This section details the technical structure of the discovery system and the content curation methodology. The design addresses two problems from the research: catalog overwhelm creates discovery paralysis, and users want to build genre expertise but lack structured guidance.

The system uses a Landmarks-to-Exploration architecture where users validate baseline literacy before accessing curated sub-genre regions. Content is organized through hub-and-spoke connection density that creates natural progression from accessible to advanced shows.

Decision Choice Rationale
Architecture Single expanded atlas Simpler mental model than tiered systems
Curation approach ML-first with editorial validation Reduces bias and scales efficiently
Launch scope 6 genres (not phased rollout) Complete coverage prevents “doesn’t work for me” reactions
Depth ~107 shows per genre (~640 total) Balances depth with curation feasibility

System Architecture: Landmarks + Exploration Layers

The Anime Atlas consists of two distinct layers that serve different validation and exploration functions.

Attribute Landmarks Layer Exploration Layer
Shows 7 per genre 100 per genre (4 regions × ~25)
Purpose Validate baseline genre literacy Structured discovery through thematic regions
Selection Culturally significant shows representing all regions Organized by connection density (gateway → terra incognita)
Time investment 75-90 min minimum (3 shows), 175 min for all 7 Ongoing — natural depth through hub-and-spoke
Design rationale Prevents gatekeeping while confirming genre context Single continuous atlas maintains simple mental model

Landmarks Layer Design

Landmarks shows must satisfy a critical constraint: collectively map to all 4 exploration regions to enable thematic routing. This “reverse logic requirement” emerged from testing region unlock mechanics ’…if Landmarks lacks representation for a region, that region becomes orphaned regardless of user’s validation path.

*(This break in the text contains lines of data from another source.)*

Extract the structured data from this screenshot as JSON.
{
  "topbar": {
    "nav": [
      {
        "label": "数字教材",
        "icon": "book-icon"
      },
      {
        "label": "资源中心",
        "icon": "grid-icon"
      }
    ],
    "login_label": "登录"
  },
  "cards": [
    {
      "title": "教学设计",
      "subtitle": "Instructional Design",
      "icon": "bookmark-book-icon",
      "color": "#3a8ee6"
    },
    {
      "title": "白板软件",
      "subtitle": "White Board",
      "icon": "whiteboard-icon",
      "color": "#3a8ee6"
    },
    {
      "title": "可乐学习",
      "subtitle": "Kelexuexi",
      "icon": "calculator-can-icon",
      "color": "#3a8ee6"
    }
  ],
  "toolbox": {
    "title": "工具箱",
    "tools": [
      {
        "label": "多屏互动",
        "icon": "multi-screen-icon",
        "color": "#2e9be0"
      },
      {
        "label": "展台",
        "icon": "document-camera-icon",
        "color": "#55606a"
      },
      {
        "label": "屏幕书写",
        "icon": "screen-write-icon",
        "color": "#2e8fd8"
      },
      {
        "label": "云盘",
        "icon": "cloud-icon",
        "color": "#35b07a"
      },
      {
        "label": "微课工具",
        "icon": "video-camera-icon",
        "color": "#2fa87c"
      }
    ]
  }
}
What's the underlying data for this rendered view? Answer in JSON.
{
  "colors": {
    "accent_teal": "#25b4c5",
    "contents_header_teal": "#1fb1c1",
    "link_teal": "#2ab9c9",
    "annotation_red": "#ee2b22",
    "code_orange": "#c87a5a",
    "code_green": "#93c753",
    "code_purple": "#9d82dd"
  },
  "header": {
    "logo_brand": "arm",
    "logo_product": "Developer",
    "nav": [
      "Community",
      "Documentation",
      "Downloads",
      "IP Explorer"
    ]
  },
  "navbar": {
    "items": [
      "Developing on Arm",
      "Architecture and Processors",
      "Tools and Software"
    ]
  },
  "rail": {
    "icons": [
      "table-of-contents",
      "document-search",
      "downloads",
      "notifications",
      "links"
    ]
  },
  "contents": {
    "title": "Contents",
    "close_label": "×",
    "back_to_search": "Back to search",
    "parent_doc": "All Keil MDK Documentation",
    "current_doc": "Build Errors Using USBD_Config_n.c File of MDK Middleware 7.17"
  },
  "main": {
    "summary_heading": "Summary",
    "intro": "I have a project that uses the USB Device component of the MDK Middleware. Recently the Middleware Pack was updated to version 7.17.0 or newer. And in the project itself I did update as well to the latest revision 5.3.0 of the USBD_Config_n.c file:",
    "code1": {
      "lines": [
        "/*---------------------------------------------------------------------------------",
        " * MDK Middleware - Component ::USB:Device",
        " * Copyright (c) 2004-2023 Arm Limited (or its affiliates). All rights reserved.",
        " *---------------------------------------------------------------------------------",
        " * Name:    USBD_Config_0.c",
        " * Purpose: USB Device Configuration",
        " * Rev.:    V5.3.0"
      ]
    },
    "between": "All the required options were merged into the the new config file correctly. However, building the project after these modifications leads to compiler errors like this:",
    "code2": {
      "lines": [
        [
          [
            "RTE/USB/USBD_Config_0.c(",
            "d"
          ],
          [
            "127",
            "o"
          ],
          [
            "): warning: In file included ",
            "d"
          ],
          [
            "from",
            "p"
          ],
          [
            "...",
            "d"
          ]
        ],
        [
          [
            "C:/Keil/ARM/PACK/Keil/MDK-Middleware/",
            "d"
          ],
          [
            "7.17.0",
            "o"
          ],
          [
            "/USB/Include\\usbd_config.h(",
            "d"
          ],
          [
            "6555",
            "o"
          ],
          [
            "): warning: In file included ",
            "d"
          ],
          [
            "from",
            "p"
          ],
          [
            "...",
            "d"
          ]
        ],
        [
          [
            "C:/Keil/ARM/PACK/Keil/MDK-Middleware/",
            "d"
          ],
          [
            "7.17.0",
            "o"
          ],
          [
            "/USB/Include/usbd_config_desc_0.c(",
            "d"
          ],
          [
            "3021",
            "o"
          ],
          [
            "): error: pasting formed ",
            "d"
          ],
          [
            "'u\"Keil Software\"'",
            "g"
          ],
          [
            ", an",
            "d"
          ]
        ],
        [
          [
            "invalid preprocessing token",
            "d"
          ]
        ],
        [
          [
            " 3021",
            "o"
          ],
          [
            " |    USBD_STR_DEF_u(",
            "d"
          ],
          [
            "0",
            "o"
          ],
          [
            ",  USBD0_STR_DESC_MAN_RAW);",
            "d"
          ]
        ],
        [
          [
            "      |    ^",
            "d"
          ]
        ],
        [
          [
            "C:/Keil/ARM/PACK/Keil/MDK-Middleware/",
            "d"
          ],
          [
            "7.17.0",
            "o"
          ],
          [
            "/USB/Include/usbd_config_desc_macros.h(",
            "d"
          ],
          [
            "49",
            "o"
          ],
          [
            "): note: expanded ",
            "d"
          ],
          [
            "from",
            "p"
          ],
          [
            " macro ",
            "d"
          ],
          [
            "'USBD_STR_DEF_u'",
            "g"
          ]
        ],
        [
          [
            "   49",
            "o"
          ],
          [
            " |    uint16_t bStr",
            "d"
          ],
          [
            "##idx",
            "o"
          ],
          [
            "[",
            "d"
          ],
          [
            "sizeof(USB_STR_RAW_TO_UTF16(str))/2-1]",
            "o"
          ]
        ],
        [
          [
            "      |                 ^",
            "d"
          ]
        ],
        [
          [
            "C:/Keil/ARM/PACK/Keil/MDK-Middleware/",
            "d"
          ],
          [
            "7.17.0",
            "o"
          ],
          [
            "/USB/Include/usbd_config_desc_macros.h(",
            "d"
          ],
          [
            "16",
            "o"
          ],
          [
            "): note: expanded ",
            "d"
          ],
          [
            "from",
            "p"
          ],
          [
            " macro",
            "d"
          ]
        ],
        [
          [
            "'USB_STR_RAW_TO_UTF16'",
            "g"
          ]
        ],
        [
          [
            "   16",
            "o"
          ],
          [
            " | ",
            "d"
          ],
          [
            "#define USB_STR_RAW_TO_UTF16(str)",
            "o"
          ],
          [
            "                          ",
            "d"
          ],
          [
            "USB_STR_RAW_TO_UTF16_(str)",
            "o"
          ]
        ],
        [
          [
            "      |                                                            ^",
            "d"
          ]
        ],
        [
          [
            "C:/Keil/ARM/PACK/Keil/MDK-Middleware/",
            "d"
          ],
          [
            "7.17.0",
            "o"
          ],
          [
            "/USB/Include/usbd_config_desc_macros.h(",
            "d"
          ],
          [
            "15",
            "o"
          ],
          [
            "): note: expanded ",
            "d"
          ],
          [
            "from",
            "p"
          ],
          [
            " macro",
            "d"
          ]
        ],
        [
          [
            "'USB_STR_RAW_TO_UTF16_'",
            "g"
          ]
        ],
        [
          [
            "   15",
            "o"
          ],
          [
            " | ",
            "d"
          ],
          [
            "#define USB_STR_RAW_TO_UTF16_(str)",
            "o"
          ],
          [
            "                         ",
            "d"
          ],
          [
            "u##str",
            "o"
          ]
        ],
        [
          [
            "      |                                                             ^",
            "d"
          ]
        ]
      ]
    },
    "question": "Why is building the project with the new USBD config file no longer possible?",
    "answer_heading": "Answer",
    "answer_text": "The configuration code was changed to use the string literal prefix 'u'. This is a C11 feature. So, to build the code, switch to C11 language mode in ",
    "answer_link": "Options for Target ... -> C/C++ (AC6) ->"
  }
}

Landmarks Show Selection Criteria

Criterion Requirement Purpose
Cultural significance Top 5-10% MAL popularity OR defining moment in genre history Validates shows users likely already know
Region coverage Each of 4 regions has 1 Landmarks show with primary affinity Ensures thematic routing works for all user paths
Episode 1 accessibility Strong pilot episode with clear hook Supports 1-episode Chartable threshold
Temporal range Spans 2000s classics → 2020s hits Teaches genre evolution
Already-watched value HIGH for 3 shows, MEDIUM for remaining Power users auto-validate, don’t feel penalized

Action Genre Landmarks Example

Show Year Primary Region Landmarks Role Already-Watched Probability
Naruto 2002-2007 Battle Shounen 2000s battle pillar HIGH (millennials/Gen Z)
One Piece 1999-present Battle Shounen Adventure archetype HIGH (cultural touchstone)
Attack on Titan 2013-2023 Dark & Gritty Psychological horror anchor MEDIUM-HIGH (2010s defining)
FMA: Brotherhood 2009-2010 Dark & Gritty Philosophical depth MEDIUM-HIGH (universally acclaimed)
My Hero Academia 2016-present Battle Shounen Contemporary entry point MEDIUM (mainstream appeal)
Demon Slayer 2019-present Battle Shounen + Historical Emotional accessibility MEDIUM (recent phenomenon)
Mob Psycho 100 2016-2019 Over the Top Action-comedy hybrid, emotional depth MEDIUM (ONE creator crossover)

Validation Threshold: 3 shows watched (1 episode each) = minimum. 4-6 shows recommended for fuller context.

Rationale: 6 shows created an orphaned region (Over the Top had no primary Landmarks anchor); 7 ensures each region has a thematic entry point; still manageable time investment (140-175 minutes); “Already watched” auto-validation means power users complete instantly.


Landmarks → Region Unlock Logic

Landmarks shows contain thematic preference signals that route users to relevant regions without being prescriptive about individual show selection.